Chef Scott Conant twirls his pasta like a boss. His right hand angled, the fork at 20 degrees — the movement is fluid and effortless, like he’s tumbling a quarter along his knuckles.
The chef of the new Italian restaurant the Ponte in Beverly Grove is sitting at a table at Cento, the pasta-focused lunchtime pop-up inside of Mignon in downtown L.A. that’s run by Avner Lavi, a former pasta cook at Bestia and Sotto. Conant is dressed in a tailored, three-piece, navy suit, with his signature auburn mane brushed straight up and back. (If he decides to leave the culinary world, he could have a second career as a spokesman for a shampoo company. The hair hasn’t elicited its own Twitter profile yet, but Conant says there was a hashtag.)

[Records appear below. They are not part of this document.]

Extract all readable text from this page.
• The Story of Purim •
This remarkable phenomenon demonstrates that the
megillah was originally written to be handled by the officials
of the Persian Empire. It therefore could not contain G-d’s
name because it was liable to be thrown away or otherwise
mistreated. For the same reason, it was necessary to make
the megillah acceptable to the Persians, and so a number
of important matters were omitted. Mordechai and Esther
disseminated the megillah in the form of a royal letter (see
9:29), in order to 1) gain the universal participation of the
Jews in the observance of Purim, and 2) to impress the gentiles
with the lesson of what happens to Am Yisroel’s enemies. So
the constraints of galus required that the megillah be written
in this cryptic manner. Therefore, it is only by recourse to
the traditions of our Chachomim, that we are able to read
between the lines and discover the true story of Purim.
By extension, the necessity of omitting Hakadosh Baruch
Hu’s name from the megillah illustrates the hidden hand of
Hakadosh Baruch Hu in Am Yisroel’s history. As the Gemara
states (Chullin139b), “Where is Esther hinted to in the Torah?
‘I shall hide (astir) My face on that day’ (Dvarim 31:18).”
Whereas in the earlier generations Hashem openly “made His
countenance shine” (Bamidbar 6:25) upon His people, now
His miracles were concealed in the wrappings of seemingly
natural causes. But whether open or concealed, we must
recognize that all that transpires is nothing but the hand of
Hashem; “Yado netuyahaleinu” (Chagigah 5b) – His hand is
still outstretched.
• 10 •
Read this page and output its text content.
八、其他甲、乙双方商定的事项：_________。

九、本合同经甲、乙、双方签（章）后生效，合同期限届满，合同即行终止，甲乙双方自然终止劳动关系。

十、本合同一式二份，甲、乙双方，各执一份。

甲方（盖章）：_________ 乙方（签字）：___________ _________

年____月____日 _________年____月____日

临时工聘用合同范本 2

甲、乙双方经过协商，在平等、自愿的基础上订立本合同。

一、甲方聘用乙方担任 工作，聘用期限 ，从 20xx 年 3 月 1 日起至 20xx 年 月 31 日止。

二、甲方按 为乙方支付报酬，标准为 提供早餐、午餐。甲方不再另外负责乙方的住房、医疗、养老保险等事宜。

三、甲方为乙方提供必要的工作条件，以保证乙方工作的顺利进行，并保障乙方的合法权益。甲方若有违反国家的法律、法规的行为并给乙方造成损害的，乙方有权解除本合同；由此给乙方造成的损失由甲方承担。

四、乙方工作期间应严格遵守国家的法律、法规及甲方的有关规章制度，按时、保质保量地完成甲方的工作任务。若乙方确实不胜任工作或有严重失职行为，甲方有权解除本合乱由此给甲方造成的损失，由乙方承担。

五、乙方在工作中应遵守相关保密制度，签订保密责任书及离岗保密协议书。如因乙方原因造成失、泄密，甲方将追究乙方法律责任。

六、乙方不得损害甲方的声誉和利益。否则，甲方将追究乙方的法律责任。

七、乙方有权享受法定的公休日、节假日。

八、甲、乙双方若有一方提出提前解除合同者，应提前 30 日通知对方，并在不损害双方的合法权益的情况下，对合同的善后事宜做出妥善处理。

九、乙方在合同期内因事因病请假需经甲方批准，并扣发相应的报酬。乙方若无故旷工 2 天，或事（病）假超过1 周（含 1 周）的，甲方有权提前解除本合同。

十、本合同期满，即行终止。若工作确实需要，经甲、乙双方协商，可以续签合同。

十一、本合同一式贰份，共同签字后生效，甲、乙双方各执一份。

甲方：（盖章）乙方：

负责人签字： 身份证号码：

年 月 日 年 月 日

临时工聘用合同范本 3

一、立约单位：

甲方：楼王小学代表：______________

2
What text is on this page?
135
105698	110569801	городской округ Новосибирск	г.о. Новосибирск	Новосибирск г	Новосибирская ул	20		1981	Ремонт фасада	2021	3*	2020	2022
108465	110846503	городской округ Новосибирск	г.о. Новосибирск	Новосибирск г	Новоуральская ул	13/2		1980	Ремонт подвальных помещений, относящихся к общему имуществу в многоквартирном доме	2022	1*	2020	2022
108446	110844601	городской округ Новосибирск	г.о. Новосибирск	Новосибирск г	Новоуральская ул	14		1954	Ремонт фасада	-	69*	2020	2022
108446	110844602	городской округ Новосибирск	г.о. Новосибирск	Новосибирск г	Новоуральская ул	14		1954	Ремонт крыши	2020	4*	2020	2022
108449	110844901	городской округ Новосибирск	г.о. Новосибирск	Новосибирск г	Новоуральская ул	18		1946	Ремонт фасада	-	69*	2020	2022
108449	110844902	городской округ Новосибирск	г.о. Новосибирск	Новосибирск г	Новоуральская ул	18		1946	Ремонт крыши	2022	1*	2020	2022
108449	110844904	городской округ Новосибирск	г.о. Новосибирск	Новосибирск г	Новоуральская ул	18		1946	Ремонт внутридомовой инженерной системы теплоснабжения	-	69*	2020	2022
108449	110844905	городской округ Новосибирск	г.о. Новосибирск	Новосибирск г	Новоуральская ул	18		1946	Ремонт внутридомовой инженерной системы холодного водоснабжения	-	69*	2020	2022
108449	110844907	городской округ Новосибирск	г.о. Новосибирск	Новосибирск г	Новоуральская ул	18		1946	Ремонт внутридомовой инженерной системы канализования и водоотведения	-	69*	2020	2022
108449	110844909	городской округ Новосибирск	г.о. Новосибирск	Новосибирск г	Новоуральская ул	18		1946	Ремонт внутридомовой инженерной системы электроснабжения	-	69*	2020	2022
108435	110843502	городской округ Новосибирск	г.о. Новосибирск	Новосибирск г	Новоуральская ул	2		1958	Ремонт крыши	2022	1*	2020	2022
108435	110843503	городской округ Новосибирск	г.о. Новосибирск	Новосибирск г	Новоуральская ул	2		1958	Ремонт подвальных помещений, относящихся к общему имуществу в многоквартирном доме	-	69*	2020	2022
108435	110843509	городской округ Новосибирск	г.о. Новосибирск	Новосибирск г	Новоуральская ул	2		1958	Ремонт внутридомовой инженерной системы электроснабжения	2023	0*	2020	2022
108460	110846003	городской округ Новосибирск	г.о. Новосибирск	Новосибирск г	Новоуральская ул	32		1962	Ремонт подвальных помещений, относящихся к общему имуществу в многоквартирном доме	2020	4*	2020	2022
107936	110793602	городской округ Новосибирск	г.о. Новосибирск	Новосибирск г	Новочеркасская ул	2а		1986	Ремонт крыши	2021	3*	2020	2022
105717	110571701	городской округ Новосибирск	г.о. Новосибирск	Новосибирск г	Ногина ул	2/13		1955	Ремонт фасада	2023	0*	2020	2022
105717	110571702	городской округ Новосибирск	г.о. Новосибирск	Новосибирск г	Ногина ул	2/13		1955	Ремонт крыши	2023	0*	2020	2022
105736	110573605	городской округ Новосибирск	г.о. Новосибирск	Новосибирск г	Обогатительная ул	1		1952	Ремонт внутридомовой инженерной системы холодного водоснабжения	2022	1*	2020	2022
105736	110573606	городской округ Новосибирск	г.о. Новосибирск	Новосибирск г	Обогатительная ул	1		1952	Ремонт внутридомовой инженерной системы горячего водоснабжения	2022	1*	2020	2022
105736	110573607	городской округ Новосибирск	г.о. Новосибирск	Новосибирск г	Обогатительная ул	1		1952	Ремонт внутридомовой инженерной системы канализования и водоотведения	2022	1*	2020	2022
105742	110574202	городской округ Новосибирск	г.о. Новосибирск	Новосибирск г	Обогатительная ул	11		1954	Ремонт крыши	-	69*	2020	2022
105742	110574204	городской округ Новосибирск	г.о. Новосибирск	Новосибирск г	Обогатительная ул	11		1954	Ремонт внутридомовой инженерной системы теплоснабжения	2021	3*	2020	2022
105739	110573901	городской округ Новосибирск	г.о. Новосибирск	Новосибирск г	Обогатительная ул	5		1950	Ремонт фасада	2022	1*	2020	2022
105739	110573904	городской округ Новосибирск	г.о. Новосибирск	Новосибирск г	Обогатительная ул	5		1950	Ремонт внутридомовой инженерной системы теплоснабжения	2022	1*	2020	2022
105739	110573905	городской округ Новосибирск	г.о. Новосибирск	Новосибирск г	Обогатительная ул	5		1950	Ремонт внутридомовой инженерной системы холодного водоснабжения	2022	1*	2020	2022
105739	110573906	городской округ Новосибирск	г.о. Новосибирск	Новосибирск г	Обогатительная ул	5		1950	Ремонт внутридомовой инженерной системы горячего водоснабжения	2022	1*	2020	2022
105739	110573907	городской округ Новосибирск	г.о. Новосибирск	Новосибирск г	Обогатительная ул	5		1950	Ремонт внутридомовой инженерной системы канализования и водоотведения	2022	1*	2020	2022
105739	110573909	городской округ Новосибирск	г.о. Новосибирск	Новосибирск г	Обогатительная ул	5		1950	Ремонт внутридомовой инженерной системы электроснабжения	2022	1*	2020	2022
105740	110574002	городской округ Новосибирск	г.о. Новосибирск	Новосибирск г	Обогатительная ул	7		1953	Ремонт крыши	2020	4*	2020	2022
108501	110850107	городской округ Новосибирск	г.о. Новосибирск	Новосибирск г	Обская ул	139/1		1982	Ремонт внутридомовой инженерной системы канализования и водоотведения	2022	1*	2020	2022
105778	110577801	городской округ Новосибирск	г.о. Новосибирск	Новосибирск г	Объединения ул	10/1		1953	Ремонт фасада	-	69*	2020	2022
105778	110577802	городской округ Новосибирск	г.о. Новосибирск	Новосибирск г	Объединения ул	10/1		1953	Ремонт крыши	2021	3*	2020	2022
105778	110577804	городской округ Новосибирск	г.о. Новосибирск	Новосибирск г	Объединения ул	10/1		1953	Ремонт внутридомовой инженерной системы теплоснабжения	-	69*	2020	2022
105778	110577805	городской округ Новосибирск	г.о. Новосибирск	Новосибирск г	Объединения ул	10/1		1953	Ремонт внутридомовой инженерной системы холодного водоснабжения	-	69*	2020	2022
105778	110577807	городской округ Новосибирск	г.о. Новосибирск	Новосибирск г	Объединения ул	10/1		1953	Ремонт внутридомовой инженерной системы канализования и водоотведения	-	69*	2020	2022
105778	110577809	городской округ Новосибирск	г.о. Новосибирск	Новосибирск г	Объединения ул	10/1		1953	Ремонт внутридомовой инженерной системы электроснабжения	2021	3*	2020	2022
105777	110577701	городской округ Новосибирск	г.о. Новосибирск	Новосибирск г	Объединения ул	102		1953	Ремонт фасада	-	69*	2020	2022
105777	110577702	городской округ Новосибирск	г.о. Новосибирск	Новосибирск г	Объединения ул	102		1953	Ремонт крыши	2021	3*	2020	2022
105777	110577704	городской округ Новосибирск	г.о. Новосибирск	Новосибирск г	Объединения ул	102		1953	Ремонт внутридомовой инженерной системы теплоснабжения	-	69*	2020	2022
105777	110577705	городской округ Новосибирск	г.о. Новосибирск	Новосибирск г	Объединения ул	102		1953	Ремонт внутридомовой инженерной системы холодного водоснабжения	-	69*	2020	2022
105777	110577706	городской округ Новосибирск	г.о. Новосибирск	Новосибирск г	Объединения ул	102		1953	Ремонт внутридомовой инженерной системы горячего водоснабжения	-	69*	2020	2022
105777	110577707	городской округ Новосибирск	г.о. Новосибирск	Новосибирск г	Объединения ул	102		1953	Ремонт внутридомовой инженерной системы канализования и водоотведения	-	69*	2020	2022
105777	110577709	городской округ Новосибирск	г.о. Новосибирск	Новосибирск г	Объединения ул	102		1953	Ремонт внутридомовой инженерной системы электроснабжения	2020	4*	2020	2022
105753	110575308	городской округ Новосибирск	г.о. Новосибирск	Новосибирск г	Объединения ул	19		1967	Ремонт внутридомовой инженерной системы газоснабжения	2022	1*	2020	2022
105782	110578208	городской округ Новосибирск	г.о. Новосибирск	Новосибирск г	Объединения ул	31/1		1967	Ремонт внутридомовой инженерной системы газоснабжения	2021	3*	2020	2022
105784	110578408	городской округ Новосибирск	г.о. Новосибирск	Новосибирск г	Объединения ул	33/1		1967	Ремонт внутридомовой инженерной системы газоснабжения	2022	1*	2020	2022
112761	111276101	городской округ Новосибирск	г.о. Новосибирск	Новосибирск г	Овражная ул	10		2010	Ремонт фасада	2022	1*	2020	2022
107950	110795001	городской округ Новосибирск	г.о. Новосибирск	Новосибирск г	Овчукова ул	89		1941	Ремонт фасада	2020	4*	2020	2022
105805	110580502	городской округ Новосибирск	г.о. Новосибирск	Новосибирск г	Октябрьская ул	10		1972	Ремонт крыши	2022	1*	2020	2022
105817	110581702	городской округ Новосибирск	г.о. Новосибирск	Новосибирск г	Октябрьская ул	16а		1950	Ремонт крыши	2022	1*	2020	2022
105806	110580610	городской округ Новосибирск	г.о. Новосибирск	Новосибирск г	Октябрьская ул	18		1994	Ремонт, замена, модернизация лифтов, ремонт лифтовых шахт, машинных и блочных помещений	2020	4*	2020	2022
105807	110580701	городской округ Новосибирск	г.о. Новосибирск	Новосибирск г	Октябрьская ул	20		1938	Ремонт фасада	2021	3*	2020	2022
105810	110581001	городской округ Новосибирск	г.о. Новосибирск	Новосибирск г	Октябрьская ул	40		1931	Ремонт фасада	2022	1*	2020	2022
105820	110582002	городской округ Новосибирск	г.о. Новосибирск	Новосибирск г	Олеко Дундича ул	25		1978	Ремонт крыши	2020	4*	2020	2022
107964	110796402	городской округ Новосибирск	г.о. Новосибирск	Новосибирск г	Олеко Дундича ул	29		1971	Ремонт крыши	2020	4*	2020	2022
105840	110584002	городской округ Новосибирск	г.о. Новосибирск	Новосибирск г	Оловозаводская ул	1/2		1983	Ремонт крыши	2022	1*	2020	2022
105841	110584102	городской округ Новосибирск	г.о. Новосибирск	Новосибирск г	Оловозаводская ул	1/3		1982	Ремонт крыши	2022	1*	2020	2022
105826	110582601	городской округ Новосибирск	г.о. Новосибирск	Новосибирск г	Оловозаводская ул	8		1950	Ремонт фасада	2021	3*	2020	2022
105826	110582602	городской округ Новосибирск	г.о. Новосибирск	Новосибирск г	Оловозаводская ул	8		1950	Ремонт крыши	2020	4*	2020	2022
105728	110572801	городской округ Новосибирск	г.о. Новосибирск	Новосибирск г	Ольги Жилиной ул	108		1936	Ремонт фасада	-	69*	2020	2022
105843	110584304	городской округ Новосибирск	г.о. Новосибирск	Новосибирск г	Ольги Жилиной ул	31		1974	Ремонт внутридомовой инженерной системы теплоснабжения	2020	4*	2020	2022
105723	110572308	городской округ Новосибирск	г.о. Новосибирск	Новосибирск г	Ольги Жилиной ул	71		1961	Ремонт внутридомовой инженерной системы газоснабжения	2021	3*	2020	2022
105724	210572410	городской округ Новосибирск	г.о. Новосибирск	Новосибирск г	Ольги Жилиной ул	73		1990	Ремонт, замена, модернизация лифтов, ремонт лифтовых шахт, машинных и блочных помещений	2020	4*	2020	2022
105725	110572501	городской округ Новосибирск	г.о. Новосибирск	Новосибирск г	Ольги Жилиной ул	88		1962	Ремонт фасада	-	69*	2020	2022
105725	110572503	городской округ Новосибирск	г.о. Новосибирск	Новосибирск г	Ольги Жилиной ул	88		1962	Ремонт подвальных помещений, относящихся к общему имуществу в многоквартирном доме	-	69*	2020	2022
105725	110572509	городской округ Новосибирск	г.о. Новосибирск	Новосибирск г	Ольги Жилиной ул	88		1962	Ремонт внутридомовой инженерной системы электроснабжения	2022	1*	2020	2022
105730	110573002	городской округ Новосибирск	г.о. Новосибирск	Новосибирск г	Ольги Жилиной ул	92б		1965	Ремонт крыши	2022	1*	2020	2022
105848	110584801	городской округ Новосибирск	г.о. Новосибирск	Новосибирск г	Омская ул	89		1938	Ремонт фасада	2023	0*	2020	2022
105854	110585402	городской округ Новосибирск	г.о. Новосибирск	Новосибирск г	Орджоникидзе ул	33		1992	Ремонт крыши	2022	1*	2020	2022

“Hey, I woke up like this,” he says. “Just remember I have the intellectual property on my hair.”
Conant digs into a beet pasta, one of Lavi’s specialties, made with a dry pasta and a sauce of roasted beets, poppy seed, and brown butter. Twirl, bite, wipe, repeat. He is through a quarter of the bowl before he comes up for air, his napkin a crime scene of smeared fuchsia and poppy seeds. This is the first hour of a three-restaurant, eight-hour, 18-bowl pasta crawl for Conant, who is known best for his pasta al pomodoro, a humble bowl of spaghetti, tomato, and basil.